211. Otra máxima fundamental hay en la materia, y que se extiende no sólo a la recaudación e inversión de los tributos, sino también a todo lo concerniente a la gobernación del Estado, cual es, que el poder público no debe ser considerado nunca como un verdadero dueño, ni de los caudales ni de los empleos públicos, sino como un administrador que no puede disponer de nada a su voluntad, sino que debe proceder siempre por razones de utilidad pública, reguladas por la sana moral. Los caudales públicos sólo pueden invertirse en bien del público; los mismos sueldos que se dan a los empleados, no son otra cosa que medios de sostener con decoro las ruedas de la administración. Los empleos no pueden proveerse por otros motivos que los de utilidad pública; quien se aparta de esta regla, dispone de lo que no es suyo: es un verdadero defraudador. Los destinos no deben crearse ni conservarse para ocupar a las personas; por el contrario, la ocupación de éstas no tiene más objeto que el desempeño del destino: cuando los empleos son para los hombres, y no los hombres para los empleos, se invierte el orden, se comete una injusticia; se gastan los caudales de los pueblos, y el acto no es menos inmoral porque se haga en mayor escala, por lo mismo será más grave la responsabilidad.

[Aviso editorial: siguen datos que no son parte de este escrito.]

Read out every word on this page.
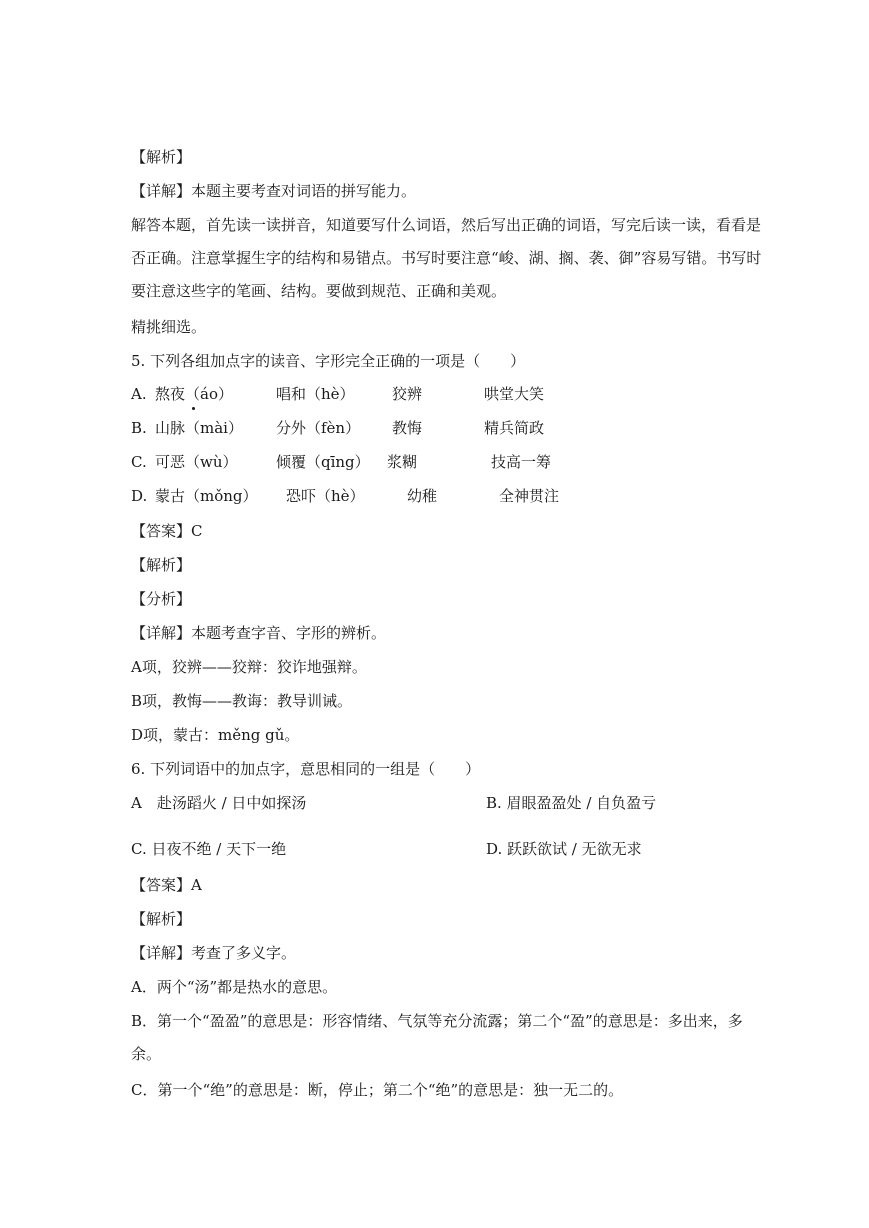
【解析】
【详解】本题主要考查对词语的拼写能力。
解答本题，首先读一读拼音，知道要写什么词语，然后写出正确的词语，写完后读一读，看看是否正确。注意掌握生字的结构和易错点。书写时要注意“峻、湖、搁、袭、御”容易写错。书写时要注意这些字的笔画、结构。要做到规范、正确和美观。
精挑细选。
5. 下列各组加点字的读音、字形完全正确的一项是（　　）
A. 熬夜（áo）	唱和（hè） 狡辨	哄堂大笑
B. 山脉（mài） 分外（fèn） 教悔	精兵简政
C. 可恶（wù）	倾覆（qīng） 浆糊	技高一筹
D. 蒙古（mǒng） 恐吓（hè）	幼稚	全神贯注
【答案】C
【解析】
【分析】
【详解】本题考查字音、字形的辨析。
A项，狡辨——狡辩：狡诈地强辩。
B项，教悔——教诲：教导训诫。
D项，蒙古：měng gǔ。
6. 下列词语中的加点字，意思相同的一组是（　　）
A　赴汤蹈火 / 日中如探汤	B. 眉眼盈盈处 / 自负盈亏
C. 日夜不绝 / 天下一绝	D. 跃跃欲试 / 无欲无求
【答案】A
【解析】
【详解】考查了多义字。
A．两个“汤”都是热水的意思。
B．第一个“盈盈”的意思是：形容情绪、气氛等充分流露；第二个“盈”的意思是：多出来，多余。
C．第一个“绝”的意思是：断，停止；第二个“绝”的意思是：独一无二的。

212. Estos son los verdaderos principios de razón, de moral, de justicia, de conveniencia, aplicados al gobierno del Estado. ¡Qué importa el que la miseria y la maldad de los hombres os hayan desconocido con frecuencia! No cesemos por esto de proclamarlos; inculquémoslos una y otra vez: grábense profundamente en la conciencia pública, cuyo poder es siempre grande para evitar males. Cuando haya mucha corrupción, pensemos que sin el freno de la conciencia pública, sería infinitamente mayor; y, así como las miserias y las iniquidades individuales no impiden el que se proclame la moral como regla de la vida privada, las injusticias y los escándalos no deben nunca desalentar para que dejen de proclamarse la moral y la justicia como reglas de la conducta pública. La sinrazón, la injusticia, la inmoralidad, nunca prescriben; nunca adquieren un establecimiento definitivo, siempre tiemblan; y cejan o no avanzan tanto en su carrera, cuando oyen las protestas de la razón, de la justicia y de la moral.